In a recent Predawn Runner blog post, Greg Strosaker reviews a recent article published in Runner's World about using running as an escape from some stressful life situation, and poses the question of what happens to motivation once the stressful situation has passed. This should be an interesting question for the thousands of runners who run to get a break from life's challenges, and it led me to consider why I am running these days. Is it really just that I get a lot of fulfillment out of the improvements I have seen in my health and fitness, or do I have other reasons to run as well? Am I running from something?
The answer may not be simple, because it could be said that I run for all of the above reasons. Certainly, I have been underemployed for almost two years, and there is a certain amount of stress in that that might push me out the door with my running shoes on now and then, but I also really do gain some fulfillment out of the improvements I see in my health and fitness. Unfortunately, neither of these things will continue indefinitely. Eventually I will have more work, and my fitness and performance gains will become more modest and infrequent. Then where will I be?
The simple truth is that there is no way of knowing the answer to that question in advance, but I can say that I started all of this when I had work, and an expectation for sufficient work to arise in the future, and still continued to exercise and eat right. So, I'd like to think that the things that drive me to exercise and perform now on a daily basis are secondary to some deeper, more important reasons that I do it - because it makes my life better than it would otherwise be.
Science has shows us that neurogenesis - the proliferation of neurons in the brain, central nervous system, and peripheral systems in the body occurs in response to exercise. strenuous exercise has similar effects on emotional parts of the brain as meditation does, as well. So, in addition to developing strong, more coordinate motor capabilities, the "happy" areas of the brain become better developed as well. So at least in this sense, it can be said that running and exercise isn't merely an escape from a stressor, but also a form of treatment that counteracts or balances the negative effects of otherwise being locked into a negative mindset.

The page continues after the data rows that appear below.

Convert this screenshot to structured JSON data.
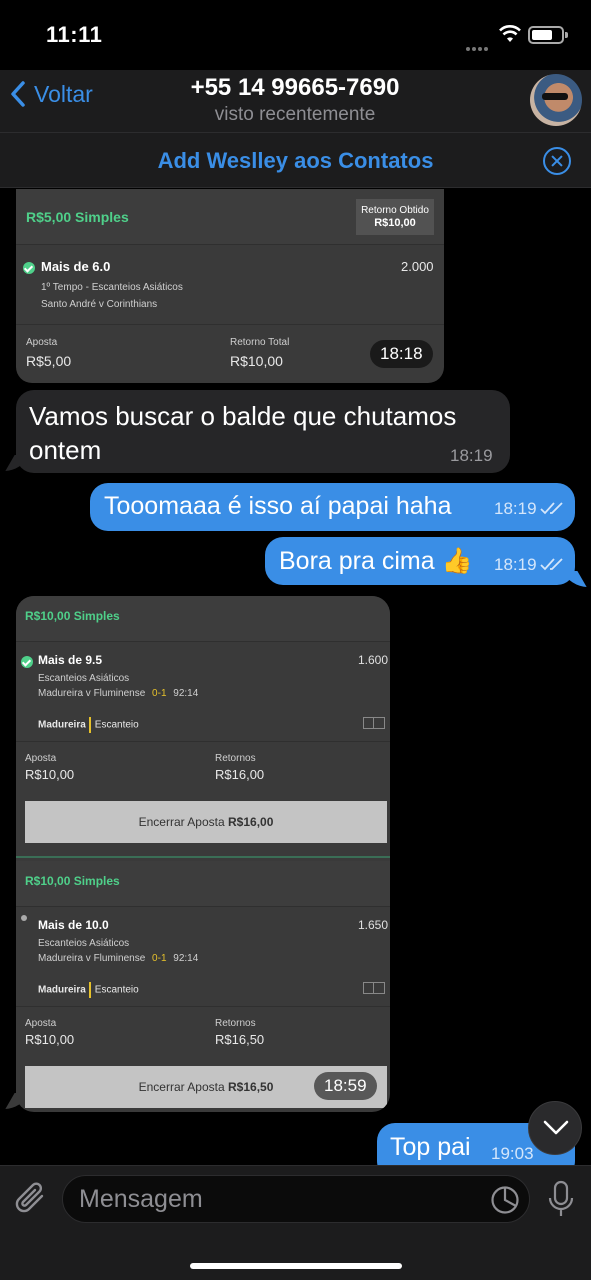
{
  "status": {
    "time": "11:11"
  },
  "header": {
    "back_label": "Voltar",
    "title": "+55 14 99665-7690",
    "subtitle": "visto recentemente"
  },
  "add_contact": {
    "label": "Add Weslley aos Contatos"
  },
  "bet1": {
    "stake_title": "R$5,00 Simples",
    "return_label": "Retorno Obtido",
    "return_value": "R$10,00",
    "selection": "Mais de 6.0",
    "odds": "2.000",
    "market": "1º Tempo - Escanteios Asiáticos",
    "match": "Santo André v Corinthians",
    "stake_label": "Aposta",
    "stake_value": "R$5,00",
    "total_label": "Retorno Total",
    "total_value": "R$10,00",
    "time": "18:18"
  },
  "messages": [
    {
      "text": "Vamos buscar o balde que chutamos ontem",
      "time": "18:19",
      "direction": "in"
    },
    {
      "text": "Tooomaaa é isso aí papai haha",
      "time": "18:19",
      "direction": "out"
    },
    {
      "text": "Bora pra cima 👍",
      "time": "18:19",
      "direction": "out"
    },
    {
      "text": "Top pai",
      "time": "19:03",
      "direction": "out"
    }
  ],
  "bet2": {
    "time": "18:59",
    "sections": [
      {
        "stake_title": "R$10,00 Simples",
        "selection": "Mais de 9.5",
        "odds": "1.600",
        "market": "Escanteios Asiáticos",
        "match": "Madureira v Fluminense",
        "score": "0-1",
        "minute": "92:14",
        "team": "Madureira",
        "event": "Escanteio",
        "stake_label": "Aposta",
        "stake_value": "R$10,00",
        "returns_label": "Retornos",
        "returns_value": "R$16,00",
        "cashout_label": "Encerrar Aposta",
        "cashout_value": "R$16,00"
      },
      {
        "stake_title": "R$10,00 Simples",
        "selection": "Mais de 10.0",
        "odds": "1.650",
        "market": "Escanteios Asiáticos",
        "match": "Madureira v Fluminense",
        "score": "0-1",
        "minute": "92:14",
        "team": "Madureira",
        "event": "Escanteio",
        "stake_label": "Aposta",
        "stake_value": "R$10,00",
        "returns_label": "Retornos",
        "returns_value": "R$16,50",
        "cashout_label": "Encerrar Aposta",
        "cashout_value": "R$16,50"
      }
    ]
  },
  "input": {
    "placeholder": "Mensagem"
  },
  "icons": {
    "back": "chevron-left-icon",
    "close": "close-circle-icon",
    "attach": "paperclip-icon",
    "sticker": "sticker-icon",
    "mic": "microphone-icon",
    "scroll": "chevron-down-icon",
    "read": "double-check-icon"
  },
  "colors": {
    "accent": "#3a8ee6",
    "outgoing": "#3a8ee6",
    "incoming": "#262628",
    "bet_green": "#4fd08a"
  }
}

I find it interesting that both meditation (intentional inactivity) and exercise (intentional activity), both have this kind of neurological effect, but note that the what they have in common is "intentionality." We do these things with a particular purpose, and therefore take conscious control over some key aspect of our lives. This is key, because when you boil it all down, what stress us out in life are things that are beyond our control. By intentionally trying to develop our minds or awareness (meditation), or intentionally trying to improve our strength, condition, or fitness, we focus on something that IS within our control.
So, I don't feel badly for people when they choose to run or exercise to overcome stressful situations in their lives. I applaud them. They are exercising control over things they can affect, rather than wallowing in self-doubt of self-pity over things that are happening around them which are beyond their control. In a sense, they are experiencing a modicum of enlightenment, and their minds, even their physical brains, are benefiting from it.
Will they stay motivated to exercise after the stressful situations have passed? Maybe not at first, but stressful situations have a way of cropping up again and again in life, and if this first round has taught them anything... They'll come back back to exercise.